Muitos queriam sua permanência na Juventus, mas o relacionamento conturbado com o diretor Alessio Secco fez com que deixasse o clube. Ainda assim, Deschamps teve na Itália, seu melhor aproveitamento na carreira, com 66.7% de vitórias.
Em 2009, ele voltou à ativa! Didier Deschamps foi a aposta do novo presidente do Olympique de Marseille, Jean-Claude Dassier, para tirar o time da fila de mais de quinze anos. Para sair de lá foram dois toques: em 2010, o OM conquistou dois títulos seguidos – Copa da Liga e Campeonato Francês – e o torcedor pôde, após 17 anos, tirar o incômodo grito de “é campeão” da garganta.
Na temporada seguinte, o Marseille almejava sonhos maiores na Europa e acabou dando bobeira no campeonato nacional, onde deixou o troféu cair no colo do Lille. Na temporada mais recente, Deschamps, já dando sinais de desgaste com o diretor esportivo, José Anigo, acabou deixando o Marseille no meio da tabela, com uma campanha medíocre. Ainda assim, o time obteve um satisfatório rendimento continental, chegando às quartas-de-final da UEFA Champions League.
Após incessantes negociações, clube e treinador chegaram ao acordo de encerrar a relação.

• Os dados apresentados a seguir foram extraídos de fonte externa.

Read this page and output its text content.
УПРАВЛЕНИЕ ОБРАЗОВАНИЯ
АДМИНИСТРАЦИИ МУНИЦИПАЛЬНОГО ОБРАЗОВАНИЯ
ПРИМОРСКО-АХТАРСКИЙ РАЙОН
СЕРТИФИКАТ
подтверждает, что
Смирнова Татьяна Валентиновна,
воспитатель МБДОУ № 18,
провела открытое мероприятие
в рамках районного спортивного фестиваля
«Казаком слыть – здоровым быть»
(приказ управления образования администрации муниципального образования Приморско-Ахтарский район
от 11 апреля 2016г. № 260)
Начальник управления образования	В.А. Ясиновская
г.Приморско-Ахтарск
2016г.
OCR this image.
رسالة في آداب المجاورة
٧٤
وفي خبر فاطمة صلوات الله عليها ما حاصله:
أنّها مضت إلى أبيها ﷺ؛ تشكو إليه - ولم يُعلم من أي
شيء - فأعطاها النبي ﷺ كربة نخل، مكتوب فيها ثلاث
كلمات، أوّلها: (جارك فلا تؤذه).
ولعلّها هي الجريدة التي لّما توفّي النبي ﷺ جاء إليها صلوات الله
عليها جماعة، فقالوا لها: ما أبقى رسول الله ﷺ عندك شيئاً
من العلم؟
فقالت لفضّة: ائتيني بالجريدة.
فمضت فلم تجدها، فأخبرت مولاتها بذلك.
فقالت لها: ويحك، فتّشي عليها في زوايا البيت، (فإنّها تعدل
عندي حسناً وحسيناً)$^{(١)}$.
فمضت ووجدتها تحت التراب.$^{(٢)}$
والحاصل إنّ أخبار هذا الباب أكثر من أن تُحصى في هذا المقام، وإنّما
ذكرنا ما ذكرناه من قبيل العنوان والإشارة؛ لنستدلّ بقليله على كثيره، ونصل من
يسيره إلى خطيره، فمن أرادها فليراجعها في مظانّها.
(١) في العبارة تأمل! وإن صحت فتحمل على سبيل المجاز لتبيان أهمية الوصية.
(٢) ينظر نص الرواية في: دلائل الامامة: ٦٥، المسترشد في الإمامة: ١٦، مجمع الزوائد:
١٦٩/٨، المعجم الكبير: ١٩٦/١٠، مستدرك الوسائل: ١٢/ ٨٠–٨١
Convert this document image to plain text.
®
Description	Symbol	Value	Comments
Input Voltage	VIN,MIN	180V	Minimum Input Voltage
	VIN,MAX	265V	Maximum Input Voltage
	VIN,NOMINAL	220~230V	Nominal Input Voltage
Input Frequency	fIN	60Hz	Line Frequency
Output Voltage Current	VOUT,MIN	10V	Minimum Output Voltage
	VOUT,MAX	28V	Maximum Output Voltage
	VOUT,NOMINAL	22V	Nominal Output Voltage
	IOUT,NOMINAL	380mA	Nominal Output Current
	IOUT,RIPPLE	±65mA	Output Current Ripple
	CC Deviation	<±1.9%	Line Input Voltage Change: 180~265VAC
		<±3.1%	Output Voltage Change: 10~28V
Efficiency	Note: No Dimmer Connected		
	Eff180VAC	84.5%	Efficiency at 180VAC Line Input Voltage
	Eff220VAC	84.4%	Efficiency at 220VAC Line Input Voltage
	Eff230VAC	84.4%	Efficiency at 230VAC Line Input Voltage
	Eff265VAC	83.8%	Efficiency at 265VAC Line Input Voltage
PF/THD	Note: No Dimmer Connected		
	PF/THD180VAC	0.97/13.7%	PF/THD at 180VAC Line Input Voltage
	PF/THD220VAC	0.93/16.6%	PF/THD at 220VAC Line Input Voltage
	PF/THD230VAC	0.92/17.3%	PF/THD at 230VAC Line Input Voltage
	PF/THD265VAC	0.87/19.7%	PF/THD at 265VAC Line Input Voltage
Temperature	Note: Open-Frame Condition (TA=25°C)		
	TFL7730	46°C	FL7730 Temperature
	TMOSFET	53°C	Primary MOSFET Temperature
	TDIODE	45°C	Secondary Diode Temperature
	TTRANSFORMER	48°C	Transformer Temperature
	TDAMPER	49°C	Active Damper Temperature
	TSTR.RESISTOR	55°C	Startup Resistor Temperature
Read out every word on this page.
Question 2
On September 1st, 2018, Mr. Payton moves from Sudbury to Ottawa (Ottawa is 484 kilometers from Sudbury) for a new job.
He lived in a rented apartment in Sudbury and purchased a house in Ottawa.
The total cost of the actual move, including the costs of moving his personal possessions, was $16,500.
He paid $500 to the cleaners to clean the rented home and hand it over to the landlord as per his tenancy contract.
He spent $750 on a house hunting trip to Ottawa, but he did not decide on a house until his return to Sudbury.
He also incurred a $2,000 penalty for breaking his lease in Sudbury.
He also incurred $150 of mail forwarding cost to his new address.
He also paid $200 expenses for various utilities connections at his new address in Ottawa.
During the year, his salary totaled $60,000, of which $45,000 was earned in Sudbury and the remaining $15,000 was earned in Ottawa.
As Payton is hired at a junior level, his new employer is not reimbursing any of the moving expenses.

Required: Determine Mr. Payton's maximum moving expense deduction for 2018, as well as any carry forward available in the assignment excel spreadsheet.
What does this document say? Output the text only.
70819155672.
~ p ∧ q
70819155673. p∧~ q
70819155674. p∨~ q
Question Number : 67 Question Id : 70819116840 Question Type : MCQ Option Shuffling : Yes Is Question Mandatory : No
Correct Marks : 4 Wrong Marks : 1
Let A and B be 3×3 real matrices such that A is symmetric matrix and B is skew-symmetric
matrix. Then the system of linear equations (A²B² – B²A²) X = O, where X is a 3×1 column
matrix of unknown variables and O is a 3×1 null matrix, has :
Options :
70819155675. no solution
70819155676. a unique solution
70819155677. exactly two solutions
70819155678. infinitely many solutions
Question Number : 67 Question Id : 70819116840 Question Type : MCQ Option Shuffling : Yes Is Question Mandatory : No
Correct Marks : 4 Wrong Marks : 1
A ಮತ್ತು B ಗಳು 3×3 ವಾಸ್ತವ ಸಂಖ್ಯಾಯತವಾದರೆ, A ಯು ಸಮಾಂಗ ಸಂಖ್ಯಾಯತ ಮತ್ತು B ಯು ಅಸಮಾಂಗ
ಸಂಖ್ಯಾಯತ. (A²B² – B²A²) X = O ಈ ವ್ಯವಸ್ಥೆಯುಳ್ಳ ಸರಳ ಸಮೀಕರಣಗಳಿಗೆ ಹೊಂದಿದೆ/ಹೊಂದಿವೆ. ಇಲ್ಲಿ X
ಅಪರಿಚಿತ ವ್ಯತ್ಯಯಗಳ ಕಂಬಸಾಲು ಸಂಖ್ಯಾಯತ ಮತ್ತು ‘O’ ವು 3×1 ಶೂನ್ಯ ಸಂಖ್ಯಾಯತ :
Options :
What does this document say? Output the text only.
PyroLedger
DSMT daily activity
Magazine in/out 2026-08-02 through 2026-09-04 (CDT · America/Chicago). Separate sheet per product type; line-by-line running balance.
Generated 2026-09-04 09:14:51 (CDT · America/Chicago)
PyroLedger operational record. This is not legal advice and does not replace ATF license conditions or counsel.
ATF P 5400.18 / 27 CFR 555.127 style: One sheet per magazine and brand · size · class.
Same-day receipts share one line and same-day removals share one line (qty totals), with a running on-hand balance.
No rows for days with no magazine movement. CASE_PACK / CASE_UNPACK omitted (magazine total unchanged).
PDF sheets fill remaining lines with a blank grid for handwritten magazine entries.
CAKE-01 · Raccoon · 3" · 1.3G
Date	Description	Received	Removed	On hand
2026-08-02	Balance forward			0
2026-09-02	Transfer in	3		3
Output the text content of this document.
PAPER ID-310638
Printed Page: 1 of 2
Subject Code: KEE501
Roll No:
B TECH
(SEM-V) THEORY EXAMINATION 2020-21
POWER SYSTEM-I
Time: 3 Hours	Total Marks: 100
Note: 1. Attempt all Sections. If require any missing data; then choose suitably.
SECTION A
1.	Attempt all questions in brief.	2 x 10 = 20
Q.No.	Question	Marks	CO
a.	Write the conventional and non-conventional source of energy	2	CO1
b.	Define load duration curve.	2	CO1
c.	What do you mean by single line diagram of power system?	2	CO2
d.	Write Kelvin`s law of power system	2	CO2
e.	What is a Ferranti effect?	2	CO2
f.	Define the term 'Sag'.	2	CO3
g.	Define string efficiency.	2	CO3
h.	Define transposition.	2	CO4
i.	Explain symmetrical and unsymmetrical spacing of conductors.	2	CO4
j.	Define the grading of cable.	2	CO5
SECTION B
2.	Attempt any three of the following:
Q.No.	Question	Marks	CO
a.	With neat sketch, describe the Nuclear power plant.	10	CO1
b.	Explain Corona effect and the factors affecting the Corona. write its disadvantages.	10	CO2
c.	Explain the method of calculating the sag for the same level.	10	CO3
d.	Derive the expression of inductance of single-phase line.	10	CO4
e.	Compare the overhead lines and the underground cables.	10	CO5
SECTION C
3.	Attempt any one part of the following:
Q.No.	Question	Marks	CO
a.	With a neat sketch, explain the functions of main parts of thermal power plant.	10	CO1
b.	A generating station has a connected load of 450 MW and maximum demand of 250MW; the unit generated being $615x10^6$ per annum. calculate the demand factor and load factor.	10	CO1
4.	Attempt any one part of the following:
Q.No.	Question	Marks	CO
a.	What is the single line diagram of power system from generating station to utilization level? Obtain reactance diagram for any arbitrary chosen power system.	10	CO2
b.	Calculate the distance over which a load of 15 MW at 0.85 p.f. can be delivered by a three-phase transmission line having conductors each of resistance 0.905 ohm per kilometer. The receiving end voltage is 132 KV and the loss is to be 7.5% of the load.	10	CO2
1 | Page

Ao assumir a Seleção Francesa, Deschamps terá, de novo, um desafio e tanto, porém, nada comparado a reconstruir o Monaco, tirar a Juventus da segunda divisão ou recolocar o Marseille no caminho das vitórias. O problema francês é crônico. Os jogadores que atuam fora do país se sentem no direito de cobrar e questionar tudo e todos, enquanto os que jogam na França parecem estar acuados no ambiente hostil, sem ter uma alma protagonista.
A grande vantagem que Deschamps parece ter em relação os seus antecessores – Laurent Blanc e Raymond Domenech – estão em dois pontos:
– Deschamps é durão! O grande exemplo é Andre Pierre Gignac, que é um atacante de mediano pra bom, mas no Marseille foi muito papo pra pouca bola. O comandante sempre questionou esse autoritarismo do atleta e chegou a afastá-lo do elenco no final de 2011.
– Deschamps conhece alguns atletas de outros carnavais. Hatem Ben Arfa e Patrice Évra, dois dos ‘baderneiros’ mais recentes já trabalharam com o novo comandante Bleus e sabem o que podem ou não fazer e vice-versa também.
Acredito que este seja o único acréscimo que exista. Basicamente, o elenco será o mesmo que Blanc estava usando, assim como o esquema e talvez o estilo de jogo também permaneçam intactos. O presidente da FFF, Noël Le Graët, buscava alguém de mais pulso firme, que evitasse as confusões internas e acabou escolhendo o melhor nome. Entre as hipóteses levantadas, Deschamps levava ampla vantagem em relação Jean Tigana, Jean Fernandez, Paul Le Guen e até Francis Smerecki, treinador das seleções de base.
É um desafio novo para Deschamps. Antes, bastava reconstruir um elenco desfeito e tentar trilhar um caminho vitorioso, agora, o time parece estar armado, com alguns ajustes a serem feitos, mas com uma construção inteira para ser concluída de fora das quatro linhas.